Home Business FG unveils new metering plant to tackle crude oil theft

FG unveils new metering plant to tackle crude oil theft

The Federal Government has moved to tighten accountability in the crude oil sector with the inauguration of a Gravimetric Multifaceted Flow Metering Calibration Facility in Eket, Akwa Ibom State, by the Nigerian Upstream Petroleum Regulatory Commission (NUPRC).

The project, the first of its kind in West Africa, addresses a long-standing industry challenge: uncertainty in crude measurement.

For decades, inaccurate metering has contributed to disputes, revenue leakages, and reliance on overseas laboratories for calibration.

Speaking at the commissioning, Commission Chief Executive of the NUPRC, Mrs. Oritsemeyiwa Eyesan, commended Engineering Automation Technology Limited (EATL), the indigenous firm that developed the facility, for its vision, belief, courage, and patriotism in investing in the state-of-the-art project.

Eyesan, who was represented by the Deputy Director for Development in the NUPRC, Mr. Manuel Ibituroko, described the plant as “a transformative leap forward”, featuring zero-touch automation, tamper-proof audit trails, and high-precision gravimetric standards designed to eliminate human error and minimise downtime.

She said the facility can calibrate turbine, ultrasonic, Coriolis, electromagnetic, and positive displacement meters – critical devices used to determine volumes of crude flowing through pipelines and export terminals – thereby improving operational efficiency, regulatory compliance, and production optimisation.

According to the regulator, accurate measurement will curb revenue losses, strengthen reserves management, and free public funds for infrastructure, healthcare, and education, while positioning Nigeria as a regional hub for metering excellence.
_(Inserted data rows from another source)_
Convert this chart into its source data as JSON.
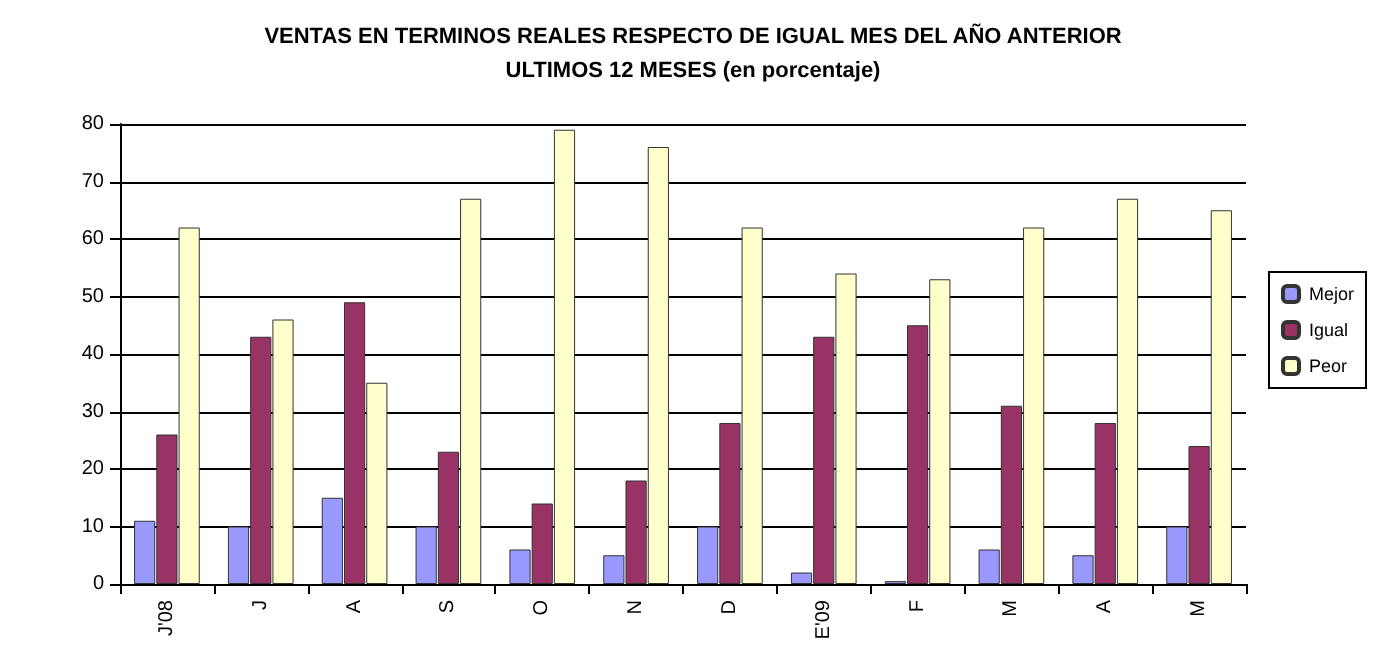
{
  "chart_data": {
    "type": "bar",
    "title": "VENTAS EN TERMINOS REALES RESPECTO DE IGUAL MES DEL AÑO ANTERIOR",
    "subtitle": "ULTIMOS 12 MESES (en porcentaje)",
    "categories": [
      "J'08",
      "J",
      "A",
      "S",
      "O",
      "N",
      "D",
      "E'09",
      "F",
      "M",
      "A",
      "M"
    ],
    "series": [
      {
        "name": "Mejor",
        "color": "#9999ff",
        "values": [
          11,
          10,
          15,
          10,
          6,
          5,
          10,
          2,
          0.5,
          6,
          5,
          10
        ]
      },
      {
        "name": "Igual",
        "color": "#993366",
        "values": [
          26,
          43,
          49,
          23,
          14,
          18,
          28,
          43,
          45,
          31,
          28,
          24
        ]
      },
      {
        "name": "Peor",
        "color": "#ffffcc",
        "values": [
          62,
          46,
          35,
          67,
          79,
          76,
          62,
          54,
          53,
          62,
          67,
          65
        ]
      }
    ],
    "ylim": [
      0,
      80
    ],
    "yticks": [
      0,
      10,
      20,
      30,
      40,
      50,
      60,
      70,
      80
    ],
    "grid": "y",
    "legend": "right"
  }
}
“Previously, operators depended on foreign calibration services, incurring shipping costs, delays, and foreign-exchange outflows. The local plant retains that value within the domestic economy.”
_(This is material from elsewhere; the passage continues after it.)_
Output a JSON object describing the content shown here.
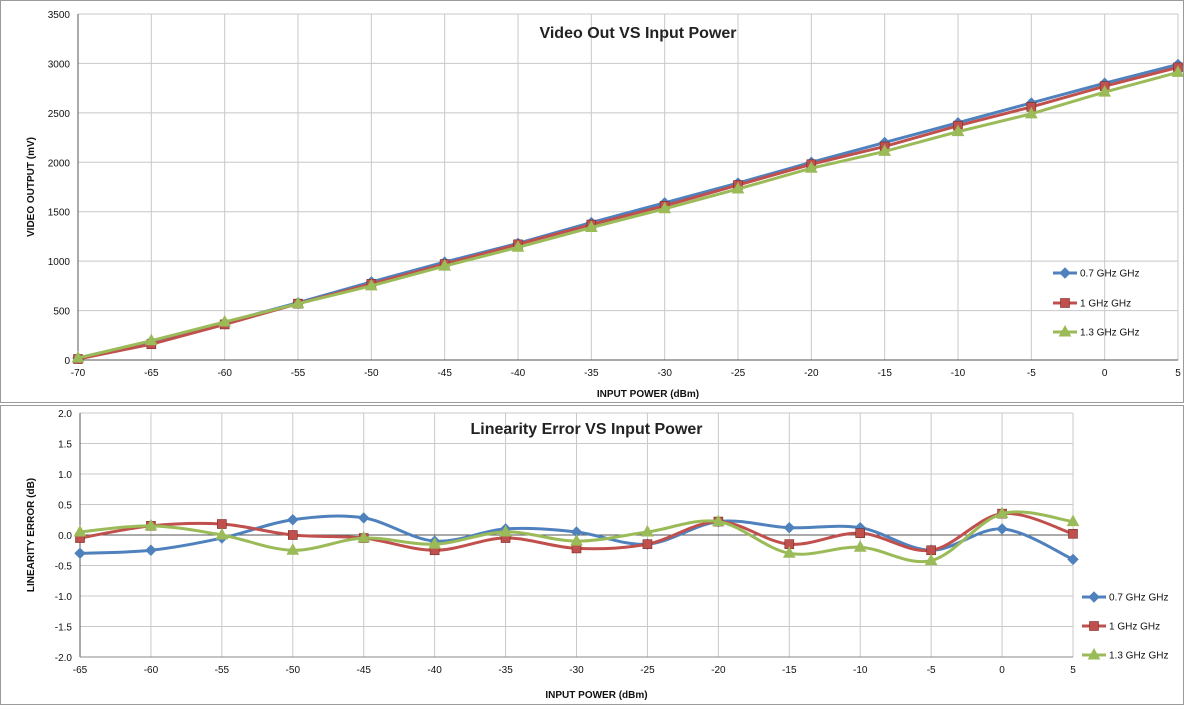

EATL Managing Director/CEO, Dr. Emmanuel Okon, said the project emerged from Nigeria’s local content drive after indigenous companies were encouraged in 2020 to build in-country technical capacity.

“Without dependable calibration, even advanced meters produce inconsistent narratives. With it, we align on a unified truth,” he said.

He said the facility incorporates traceable standards, automated data capture, and documented uncertainty budgets certified to international benchmarks, allowing regulators, auditors, and commercial partners to rely on a single verified dataset.